A bearing can be taken relative to a charted object at a specific time. This bearing can be used to determine the vessel's position, when used in conjunction additional bearing(s) or other information (e.g. depth).
However, a pre-calculated bearing to a charted object can be used as a warning. For instance, if anchored in a harbor with a shore to the north, it can be decided that the vessel must stay to the south of an object to its east. If it does not, an anchor watch must inform someone to take action. Or, if moving through a channel with obstructions to the west and which is not well-marked with buoys, it can be decided that the vessel might have to stay to east of a particular charted object. This types of bearings are called 'limit bearings', 'danger bearings' or 'index bearings'.
A bearing can be taken on another vessel to aid piloting. If the two vessels are travelling toward each other and the relative bearing remains the same over time, there is likelihood of collision and action needs to be taken by one or both vessels to prevent this.
A bearing can be taken to a fixed or moving object in order to target it with gunfire or missiles.
A bearing can be taken to a person or vessel in distress in order to go to their aid or, when that is not possible, to report the person or vessel to authorities or someone who can go to their aid.
Some of the types of bearings are
A compass bearing is measured in relation to the vessel's magnetic compass. It should be very close to the magnetic bearing. The difference between a magnetic bearing and a compass bearing is the deviation caused to the vessel's compass by ferrous metals and magnetic fields of the vessel.
A relative bearing is measured in relation to the vessel's bow.
There are several methods used to measure navigation bearings:
1. A clockwise angle starting from the reference direction and increasing to 359.9 degrees. If the reference direction is north, the bearing is called "absolute." A true, magnetic and compass bearing is always measured in this way, with true north, magnetic north or compass north being 000°. If the reference direction is straight ahead, then the bearing is called "relative."

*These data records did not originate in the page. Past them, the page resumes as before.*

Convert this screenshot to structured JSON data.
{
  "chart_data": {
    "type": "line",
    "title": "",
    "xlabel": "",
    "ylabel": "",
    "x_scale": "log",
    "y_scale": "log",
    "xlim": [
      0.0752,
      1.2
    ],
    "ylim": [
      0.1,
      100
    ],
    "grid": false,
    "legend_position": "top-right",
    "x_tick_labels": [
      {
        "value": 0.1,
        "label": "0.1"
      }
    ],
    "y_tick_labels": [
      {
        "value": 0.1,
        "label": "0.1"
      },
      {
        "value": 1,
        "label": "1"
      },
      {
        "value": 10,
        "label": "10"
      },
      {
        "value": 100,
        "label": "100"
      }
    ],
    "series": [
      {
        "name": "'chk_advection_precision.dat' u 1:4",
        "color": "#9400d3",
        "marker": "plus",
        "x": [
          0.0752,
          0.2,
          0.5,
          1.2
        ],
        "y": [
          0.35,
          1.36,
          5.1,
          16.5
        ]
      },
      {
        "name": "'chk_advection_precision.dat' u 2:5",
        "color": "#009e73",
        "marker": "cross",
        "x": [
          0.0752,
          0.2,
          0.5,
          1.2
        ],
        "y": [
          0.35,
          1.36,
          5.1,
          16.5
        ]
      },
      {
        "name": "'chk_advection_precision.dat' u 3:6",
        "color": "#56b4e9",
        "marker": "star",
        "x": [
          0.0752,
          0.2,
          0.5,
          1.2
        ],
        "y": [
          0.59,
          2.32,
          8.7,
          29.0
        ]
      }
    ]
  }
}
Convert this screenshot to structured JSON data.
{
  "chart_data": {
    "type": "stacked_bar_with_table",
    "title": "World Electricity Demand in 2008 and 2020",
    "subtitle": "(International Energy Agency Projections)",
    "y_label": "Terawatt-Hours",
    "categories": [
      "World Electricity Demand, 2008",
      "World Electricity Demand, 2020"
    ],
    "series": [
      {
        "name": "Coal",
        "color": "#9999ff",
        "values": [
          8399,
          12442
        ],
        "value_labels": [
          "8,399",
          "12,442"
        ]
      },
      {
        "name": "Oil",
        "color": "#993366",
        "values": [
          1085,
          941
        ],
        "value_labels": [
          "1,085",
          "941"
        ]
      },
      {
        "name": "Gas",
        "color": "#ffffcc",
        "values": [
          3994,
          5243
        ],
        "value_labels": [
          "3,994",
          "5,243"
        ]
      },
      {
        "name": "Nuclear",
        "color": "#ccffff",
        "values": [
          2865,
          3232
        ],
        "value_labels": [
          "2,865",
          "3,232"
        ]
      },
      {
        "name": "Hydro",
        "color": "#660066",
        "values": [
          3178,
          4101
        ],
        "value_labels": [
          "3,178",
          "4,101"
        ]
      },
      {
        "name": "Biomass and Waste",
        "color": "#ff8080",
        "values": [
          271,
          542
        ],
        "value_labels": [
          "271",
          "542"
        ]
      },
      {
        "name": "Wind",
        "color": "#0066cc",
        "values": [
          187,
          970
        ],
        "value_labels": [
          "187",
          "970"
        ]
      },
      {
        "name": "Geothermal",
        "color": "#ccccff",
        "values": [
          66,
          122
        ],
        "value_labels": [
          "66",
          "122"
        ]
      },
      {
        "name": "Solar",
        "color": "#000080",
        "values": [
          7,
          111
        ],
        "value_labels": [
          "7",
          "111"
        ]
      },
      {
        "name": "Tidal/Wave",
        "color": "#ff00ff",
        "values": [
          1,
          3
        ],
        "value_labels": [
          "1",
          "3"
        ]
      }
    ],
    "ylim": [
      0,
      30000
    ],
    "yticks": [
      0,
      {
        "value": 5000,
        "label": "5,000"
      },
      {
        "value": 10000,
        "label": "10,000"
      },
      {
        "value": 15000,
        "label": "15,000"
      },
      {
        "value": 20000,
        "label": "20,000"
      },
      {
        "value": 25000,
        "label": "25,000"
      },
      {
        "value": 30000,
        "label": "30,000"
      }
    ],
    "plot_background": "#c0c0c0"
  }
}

2. An angle measured from straight ahead on each side. Starboard bearings are 'green' and port bearings are 'red'. Thus, something directly off the starboard side would be 'Green090' or 'G090'. This method is used by the UK Royal Navy and Royal Australian Navy in accordance with the Admiralty Manual of Navigation, BR45. This method is only used for a relative bearing.
3. Traditionally, someone on lookout does not have a compass available with which to give an accurate bearing and might not be numerically literate. Therefore, every forty-five degrees of direction was divided into four 'points'. Thus, 32 points of 11.25° each makes a circle of 360°. An object at 022.5° relative would be 'two points off the starboard bow', an object at 101.25° relative would be 'one point abaft the starboard beam' and an object at 213.75° relative would be 'three points on the port quarter'. This method is only used for a relative bearing.
4. An informal, non-nautical method of measuring relative bearing is using the 'clock method'. In this method, the direction a vessel, aircraft or object is measured as if a clock face is laid over the vessel or aircraft, with the number twelve pointing forward. Something straight ahead is at 'twelve o'clock', while something directly off to the right is at 'three o'clock'. This method is only used for a relative bearing.
In surveying, a bearing is the clockwise or counterclockwise angle between north or south and a direction. Bearings are written in the notation N57°E, S51°E, S21°W, N87°W, N15°W. An angle that is always measured clockwise from north is called an azimuth. Bearings can be referenced to true north, magnetic north, grid north (the Y axis of a map projection), or a previous map, which is often a historical magnetic north.
Generalizing this to two angular dimensions, a bearing is the combination of antenna azimuth and elevation required to point (aim) an antenna in a given direction. The bearing for geostationary satellites is constant. The bearing for polar-orbiting satellites varies continuously.
Moving from A to B along a great circle can be considered as always going in the same direction (the direction of B), but not in the sense of keeping the same bearing, which applies when following a rhumb line. Accordingly, the direction at A of B, expressed as a bearing, is not in general the opposite of the direction at B of A (when traveling on the great circle formed by A and B). For example, assume A and B in the northern hemisphere have the same latitude, and at A the direction to B is eastnortheast. Then going from A to B, one arrives at B with the direction eastsoutheast, and conversely, the direction at B of A is westnorthwest.